Given the amazing increase in the number of pachy domes and skulls since I
first worked on them in the 1970's, I have hopes we will someday have a real
good sample size to do more than the limited work possible right now. But
let's not assume Horner et al. have explained everything and the full burden
has now shifted to other models, the game is pretty wide open right now and
everyone is fair game and in need of continuing to develop much more
support.


Ralph Chapman


-----Original Message-----
From: owner-DINOSAUR@usc.edu [mailto:owner-DINOSAUR@usc.edu] On Behalf Of
Williams, Scott
Sent: Friday, January 08, 2010 12:30 PM
To: dinosaur@usc.edu
Subject: RE: Horner's Pachy Lumpin' - Your Thoughts?

Michael Erickson Wrote- 

---Poor choice of words on my part. I still, however, feel that the
cervical fusion may be important somehow; Horner still should have at
touched upon it and attempted to provide some sort of alternative
explanation, in my opinion. This disregard of potentially (or, in some
cases, quite obviously) important data has been a consistency of
Horner's for a long time.
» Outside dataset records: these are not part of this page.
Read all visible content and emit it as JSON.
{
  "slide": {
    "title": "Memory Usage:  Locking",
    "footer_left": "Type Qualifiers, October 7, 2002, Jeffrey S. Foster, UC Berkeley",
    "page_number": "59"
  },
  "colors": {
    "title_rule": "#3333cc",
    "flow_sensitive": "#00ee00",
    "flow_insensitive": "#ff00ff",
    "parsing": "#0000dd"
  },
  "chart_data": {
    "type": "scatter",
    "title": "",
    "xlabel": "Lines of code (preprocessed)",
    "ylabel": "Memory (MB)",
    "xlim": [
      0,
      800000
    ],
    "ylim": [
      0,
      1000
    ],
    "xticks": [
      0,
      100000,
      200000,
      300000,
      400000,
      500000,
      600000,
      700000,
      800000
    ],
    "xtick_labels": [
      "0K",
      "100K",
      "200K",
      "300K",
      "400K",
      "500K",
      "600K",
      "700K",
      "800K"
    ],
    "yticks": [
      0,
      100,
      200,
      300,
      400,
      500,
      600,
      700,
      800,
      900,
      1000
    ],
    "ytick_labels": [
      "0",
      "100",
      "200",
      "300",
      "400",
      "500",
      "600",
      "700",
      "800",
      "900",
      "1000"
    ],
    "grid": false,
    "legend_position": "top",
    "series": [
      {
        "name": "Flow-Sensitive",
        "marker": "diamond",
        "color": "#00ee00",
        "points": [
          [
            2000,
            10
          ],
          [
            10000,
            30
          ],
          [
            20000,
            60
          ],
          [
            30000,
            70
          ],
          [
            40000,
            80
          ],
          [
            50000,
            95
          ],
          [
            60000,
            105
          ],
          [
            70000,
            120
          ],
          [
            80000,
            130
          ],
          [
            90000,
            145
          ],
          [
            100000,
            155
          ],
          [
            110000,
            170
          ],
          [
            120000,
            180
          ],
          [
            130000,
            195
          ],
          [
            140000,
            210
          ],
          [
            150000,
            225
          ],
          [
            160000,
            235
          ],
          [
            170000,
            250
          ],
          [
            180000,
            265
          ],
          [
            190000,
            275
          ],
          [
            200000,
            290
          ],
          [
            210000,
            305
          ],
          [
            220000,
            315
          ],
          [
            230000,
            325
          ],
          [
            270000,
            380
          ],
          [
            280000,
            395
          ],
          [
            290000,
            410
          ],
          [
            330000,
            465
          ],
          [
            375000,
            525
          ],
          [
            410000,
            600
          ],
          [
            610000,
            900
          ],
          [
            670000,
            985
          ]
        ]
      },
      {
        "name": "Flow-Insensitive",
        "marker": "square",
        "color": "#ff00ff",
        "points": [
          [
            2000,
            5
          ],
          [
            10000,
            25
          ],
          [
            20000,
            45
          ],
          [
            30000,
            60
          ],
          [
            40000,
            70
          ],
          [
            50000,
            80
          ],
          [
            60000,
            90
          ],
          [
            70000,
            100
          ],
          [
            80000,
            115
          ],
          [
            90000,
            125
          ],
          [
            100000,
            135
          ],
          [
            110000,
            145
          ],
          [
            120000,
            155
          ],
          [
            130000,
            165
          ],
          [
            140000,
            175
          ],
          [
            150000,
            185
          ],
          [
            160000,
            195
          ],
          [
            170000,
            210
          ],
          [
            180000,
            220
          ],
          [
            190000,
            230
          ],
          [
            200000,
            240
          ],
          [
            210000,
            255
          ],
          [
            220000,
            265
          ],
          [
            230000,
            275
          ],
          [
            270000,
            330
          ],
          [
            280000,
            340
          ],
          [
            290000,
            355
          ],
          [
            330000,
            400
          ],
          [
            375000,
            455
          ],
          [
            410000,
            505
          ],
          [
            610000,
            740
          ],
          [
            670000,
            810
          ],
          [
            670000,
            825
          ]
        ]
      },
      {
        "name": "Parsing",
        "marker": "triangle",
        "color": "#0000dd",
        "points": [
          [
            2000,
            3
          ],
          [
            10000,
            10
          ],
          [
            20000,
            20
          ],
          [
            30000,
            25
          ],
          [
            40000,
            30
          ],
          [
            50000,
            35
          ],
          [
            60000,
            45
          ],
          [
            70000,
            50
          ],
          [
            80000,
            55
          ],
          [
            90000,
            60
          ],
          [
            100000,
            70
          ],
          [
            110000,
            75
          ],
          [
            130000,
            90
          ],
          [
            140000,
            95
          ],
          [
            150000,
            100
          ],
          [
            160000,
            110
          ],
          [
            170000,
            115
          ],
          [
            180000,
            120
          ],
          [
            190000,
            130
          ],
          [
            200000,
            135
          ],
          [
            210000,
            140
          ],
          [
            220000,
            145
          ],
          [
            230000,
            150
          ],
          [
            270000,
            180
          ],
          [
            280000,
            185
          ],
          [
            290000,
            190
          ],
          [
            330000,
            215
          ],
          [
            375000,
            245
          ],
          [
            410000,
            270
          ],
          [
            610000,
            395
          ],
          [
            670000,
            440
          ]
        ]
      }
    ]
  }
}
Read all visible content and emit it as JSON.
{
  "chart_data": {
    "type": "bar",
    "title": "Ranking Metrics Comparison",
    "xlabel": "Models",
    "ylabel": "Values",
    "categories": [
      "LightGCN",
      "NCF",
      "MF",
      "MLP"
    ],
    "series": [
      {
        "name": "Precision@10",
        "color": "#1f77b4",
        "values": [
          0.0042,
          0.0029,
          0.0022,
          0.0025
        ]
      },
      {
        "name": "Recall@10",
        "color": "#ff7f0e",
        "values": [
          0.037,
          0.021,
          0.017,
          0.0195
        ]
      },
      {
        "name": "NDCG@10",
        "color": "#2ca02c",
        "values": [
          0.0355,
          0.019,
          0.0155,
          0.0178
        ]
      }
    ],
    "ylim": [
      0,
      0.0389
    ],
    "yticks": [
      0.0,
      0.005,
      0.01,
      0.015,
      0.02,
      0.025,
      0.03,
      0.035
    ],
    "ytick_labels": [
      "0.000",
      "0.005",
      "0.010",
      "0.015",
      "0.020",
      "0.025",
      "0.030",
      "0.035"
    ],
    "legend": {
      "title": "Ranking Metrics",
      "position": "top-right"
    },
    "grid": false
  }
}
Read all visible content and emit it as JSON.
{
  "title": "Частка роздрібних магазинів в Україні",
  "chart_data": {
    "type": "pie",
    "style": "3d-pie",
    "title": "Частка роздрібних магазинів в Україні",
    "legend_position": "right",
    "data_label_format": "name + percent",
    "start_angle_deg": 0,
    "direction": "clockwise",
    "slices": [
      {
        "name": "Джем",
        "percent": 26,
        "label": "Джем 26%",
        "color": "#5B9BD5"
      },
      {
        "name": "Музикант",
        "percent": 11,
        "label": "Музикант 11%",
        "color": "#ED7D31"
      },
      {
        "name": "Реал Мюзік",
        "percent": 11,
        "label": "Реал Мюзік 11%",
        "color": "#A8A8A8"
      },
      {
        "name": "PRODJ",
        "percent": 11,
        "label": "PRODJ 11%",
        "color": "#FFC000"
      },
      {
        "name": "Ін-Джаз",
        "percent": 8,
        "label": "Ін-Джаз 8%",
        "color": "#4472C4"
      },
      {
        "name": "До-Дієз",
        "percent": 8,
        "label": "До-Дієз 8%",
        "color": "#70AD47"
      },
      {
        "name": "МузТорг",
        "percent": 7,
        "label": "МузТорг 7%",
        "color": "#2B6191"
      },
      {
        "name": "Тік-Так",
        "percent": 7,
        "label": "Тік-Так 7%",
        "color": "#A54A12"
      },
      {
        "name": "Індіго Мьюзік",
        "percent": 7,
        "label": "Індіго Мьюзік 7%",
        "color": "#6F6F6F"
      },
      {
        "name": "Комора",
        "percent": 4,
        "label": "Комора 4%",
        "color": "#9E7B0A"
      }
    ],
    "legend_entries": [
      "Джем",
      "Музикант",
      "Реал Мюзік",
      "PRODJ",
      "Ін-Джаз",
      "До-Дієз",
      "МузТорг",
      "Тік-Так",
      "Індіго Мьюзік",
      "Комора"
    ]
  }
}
Rather than pinpoint conflicting data and
explain it, debunk it, or find an alternative explanation, Horner simply
pretends it isn't there, which tends to get annoying.

        **I find this amusing since I have yet to see any pausible
explanation or falsification of Horner's histologic evidence.  When
"draco" supporters have been asked about this, little or no explanation
is provided or the subject is switched.  From the SVP presentation and
the Horner and Goodwin paper it appears CLEAR that the squamosal nodes
in the specimens the Horner used are resorbing.  Also, overwhelming dome
histo evidence to show that the juveniles/subadults have vascular spongy
interior while adults are "solid"

Also the whole discussion of "Fusion" is arbitrary.  I read the Bakker
et al. 2006 paper and look at the figures and see clear suture lines,
which I intrepret as NOT fused.  I have read other papers on the
difference between open/unfused, closed and fused.  Brochu has his paper
on croc vert fusion and (IMO) fused vertebra show no suture lines.

And dismissing the drastic ontogenetic changes that a Cassowary goes
through is irresponsible.  The fact that this animal retains juvenile
cranial characters up to 60% its adult size is certainly an interesting
analog.  

Long and short is that those who want to see "draco" revived, need to
come up with a plausible and TESTABLE theory which refutes Horner and
Goodwin.  Otherwise what this amounts to is hand-waving and opinions.
As Dr. Holtz put it a few months ago...."PUB UP OR SHUT UP".  When, I
see some testable results in a peer reviewed journal then I'll put more
weight into some of this discussion.  Until then, Horner and Goodwin
have done their job well which is why their paper was published.